In this way, the monochromator ensures that only light of the specific wavelength that is characteristic of the element being measured is passed on to the sample, allowing for precise measurement of atomic absorption.

In molecular absorption spectroscopy, monochromatic light is typically achieved through the use of a monochromator or a tunable laser, which can produce light of a specific wavelength, while rejecting light of other wavelengths. The monochromatic light is then directed at the sample, and the amount of light absorbed is measured to determine the concentration of the molecular species of interest.

Question 27

b. For measuring atomic and molecular absorption the light needs to be sufficiently
monochromatic. Explain shortly how this is achieved in

(ii) a spectrophotometer used for molecular absorption.

Answer 27

In a spectrophotometer used for molecular absorption, monochromatic light is achieved through the use of a monochromator. A monochromator is a device that selects a single, narrow wavelength band of light and passes it on to the sample. The monochromator typically works by reflecting or transmitting light of a specific wavelength, while blocking light of other wavelengths.

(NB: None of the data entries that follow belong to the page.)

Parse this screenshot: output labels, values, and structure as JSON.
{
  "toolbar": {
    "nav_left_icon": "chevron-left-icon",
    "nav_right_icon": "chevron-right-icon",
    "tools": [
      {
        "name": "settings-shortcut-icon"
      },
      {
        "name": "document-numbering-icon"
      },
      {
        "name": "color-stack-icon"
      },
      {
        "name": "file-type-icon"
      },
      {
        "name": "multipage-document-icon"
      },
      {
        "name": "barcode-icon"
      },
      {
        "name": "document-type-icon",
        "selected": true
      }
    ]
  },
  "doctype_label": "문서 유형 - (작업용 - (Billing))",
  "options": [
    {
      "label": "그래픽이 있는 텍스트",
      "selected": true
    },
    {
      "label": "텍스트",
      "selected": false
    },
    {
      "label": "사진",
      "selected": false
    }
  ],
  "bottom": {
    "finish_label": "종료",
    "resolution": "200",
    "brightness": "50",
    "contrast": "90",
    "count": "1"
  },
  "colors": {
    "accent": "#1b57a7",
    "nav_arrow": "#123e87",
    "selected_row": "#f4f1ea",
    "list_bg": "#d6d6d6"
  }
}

One common type of monochromator used in molecular absorption spectrophotometry is a grating monochromator. In a grating monochromator, light from a broad-spectrum source is passed through a diffraction grating, which splits the light into its component wavelengths. The grating can be rotated to select a specific wavelength band, which is then directed at the sample.

Another type of monochromator is a filter monochromator, which uses one or more filters to select a specific wavelength band. The filters can be switched to select different wavelengths, allowing for measurement of absorption at multiple wavelengths.

In molecular absorption spectrophotometry, the monochromatic light is directed at the sample, and the amount of light absorbed is measured to determine the concentration of the molecular species of interest. The monochromatic light ensures that only a single wavelength is absorbed by the sample, allowing for precise measurement of molecular absorption.